Study: 25% of adults worldwide will have a stroke
About one-quarter of adults in the world will experience a stroke in their lifetime, according to new estimates from the Global Burden of Disease Study (GBDS) published online Dec. 20 in the New England Journal of Medicine.
The GBDS 2016 used all available epidemiologic data to assess health loss from 328 diseases across 195 countries and territories from 1990 through 2016. With this information, corresponding author Gregory A. Roth, MD, and colleagues sought to calculate the cumulative lifetime incidence of a first stroke—including ischemic or hemorrhagic strokes—among adults 25 or older.
After adjusting for competing causes of death, they found 24.9 percent of people from the age of 25 onward could be expected to have a stroke in their remaining lifetimes. That 2016 proportion is up from the 22.8 percent estimate from 1990, representing a relative increase of 8.9 percent. Estimates weren’t significantly different for men (24.7 percent) versus women (25.1 percent).
“This increase (from 1990 to 2016) is the result of unchanged or increasing stroke incidence in many middle-SDI (sociodemographic index) countries and declines in the competing risks of death from any cause other than stroke,” noted the authors, who added that the risk of ischemic stroke changed more during that timeframe than the risk of hemorrhagic stroke.
Other notable findings from the study include:
- The regions with the highest lifetime risks of stroke were East Asia (38.8 percent), Central Europe (31.7 percent) and Eastern Europe (31.6 percent), while eastern sub-Saharan Africa had the lowest risk (11.8 percent).
- Among countries, China had the highest estimated risk at 39.3 percent.
- The global lifetime risk of ischemic stroke was 18.3 percent and the lifetime risk of hemorrhagic stroke was 8.2 percent.
- High-middle SDI countries carried the highest risk of stroke at 31.1 percent. High-SDI countries were next with a 23.5 percent average, while low-SDI countries had the lowest risk at 13.2 percent.

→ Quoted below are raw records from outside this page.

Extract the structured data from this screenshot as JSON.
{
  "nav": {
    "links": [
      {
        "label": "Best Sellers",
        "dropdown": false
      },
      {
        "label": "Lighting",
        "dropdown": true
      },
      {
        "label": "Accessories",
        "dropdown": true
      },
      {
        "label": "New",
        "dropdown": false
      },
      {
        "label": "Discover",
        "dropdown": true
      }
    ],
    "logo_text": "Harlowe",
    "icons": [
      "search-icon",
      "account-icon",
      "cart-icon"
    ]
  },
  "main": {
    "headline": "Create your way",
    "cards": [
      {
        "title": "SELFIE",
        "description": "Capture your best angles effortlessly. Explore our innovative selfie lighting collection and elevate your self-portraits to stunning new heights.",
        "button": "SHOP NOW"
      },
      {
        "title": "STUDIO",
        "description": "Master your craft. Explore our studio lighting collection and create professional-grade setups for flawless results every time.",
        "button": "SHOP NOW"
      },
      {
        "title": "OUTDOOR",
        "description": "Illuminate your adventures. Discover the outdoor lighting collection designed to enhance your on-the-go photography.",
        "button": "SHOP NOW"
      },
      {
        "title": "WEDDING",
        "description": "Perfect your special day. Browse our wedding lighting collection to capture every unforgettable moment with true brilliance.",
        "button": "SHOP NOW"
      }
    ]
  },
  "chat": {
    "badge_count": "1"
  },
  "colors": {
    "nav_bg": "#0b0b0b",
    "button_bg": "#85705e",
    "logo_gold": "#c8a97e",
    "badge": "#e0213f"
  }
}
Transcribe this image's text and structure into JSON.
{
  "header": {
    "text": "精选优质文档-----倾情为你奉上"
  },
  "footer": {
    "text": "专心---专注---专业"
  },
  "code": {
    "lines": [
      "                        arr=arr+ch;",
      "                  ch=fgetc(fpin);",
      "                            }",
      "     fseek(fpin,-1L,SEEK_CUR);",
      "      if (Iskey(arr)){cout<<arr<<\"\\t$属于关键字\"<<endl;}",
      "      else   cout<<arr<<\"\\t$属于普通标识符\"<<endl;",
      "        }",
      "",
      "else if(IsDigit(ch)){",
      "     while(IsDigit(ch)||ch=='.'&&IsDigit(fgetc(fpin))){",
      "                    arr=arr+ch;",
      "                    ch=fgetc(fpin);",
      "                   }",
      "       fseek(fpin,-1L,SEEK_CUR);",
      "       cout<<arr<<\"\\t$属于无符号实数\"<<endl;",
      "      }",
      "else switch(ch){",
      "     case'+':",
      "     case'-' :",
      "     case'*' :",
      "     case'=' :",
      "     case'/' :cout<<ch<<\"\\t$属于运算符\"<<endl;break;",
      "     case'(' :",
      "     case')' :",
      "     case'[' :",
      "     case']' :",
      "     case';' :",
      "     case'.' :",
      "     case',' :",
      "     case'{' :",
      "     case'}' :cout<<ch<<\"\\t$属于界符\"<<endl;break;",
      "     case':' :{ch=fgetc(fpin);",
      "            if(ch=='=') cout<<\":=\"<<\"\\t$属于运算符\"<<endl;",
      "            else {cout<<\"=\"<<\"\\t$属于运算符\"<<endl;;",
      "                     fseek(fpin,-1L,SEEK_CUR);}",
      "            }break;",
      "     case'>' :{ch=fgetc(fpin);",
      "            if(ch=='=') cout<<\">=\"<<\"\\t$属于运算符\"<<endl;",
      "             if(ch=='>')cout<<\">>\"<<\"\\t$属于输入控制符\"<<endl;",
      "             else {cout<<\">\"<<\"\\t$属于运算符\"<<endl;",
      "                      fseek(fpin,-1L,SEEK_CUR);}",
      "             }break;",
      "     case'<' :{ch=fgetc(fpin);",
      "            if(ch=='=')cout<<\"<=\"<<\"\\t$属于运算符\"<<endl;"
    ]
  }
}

On this last calculation, the authors said the lower risk in those impoverished countries was because of a higher likelihood of death from other causes prior to stroke occurring, “and does not necessarily represent a lower incidence of stroke or more effective prevention and treatment strategies.”
Individuals of both sexes maintained a similar lifetime risk of stroke from age 25 to 70, but the remaining risk of stroke diminished at more advanced ages because competing causes of death became more prevalent. For example, the average risk of experiencing stroke dropped to 13.4 percent among 95-year-olds.
“Estimates of lifetime risk of stroke may be useful for the long-term planning of health systems,” wrote Roth, with the University of Washington’s Institute for Health Metrics and Evaluation, and coauthors. “In addition, estimates of lifetime risk of stroke across the age spectrum on a national level may be useful for gauging the effect of stroke prevention strategies.”
Roth et al. specified that their analysis was estimating the lifetime incidence of first-ever strokes and didn’t account for recurrent strokes. They said the accuracy of their results relied upon the accuracy and availability of the epidemiologic data captured from different countries. For those with insufficient data, statistical models using data from neighboring countries and country-level risk exposures were used to calculate the estimates.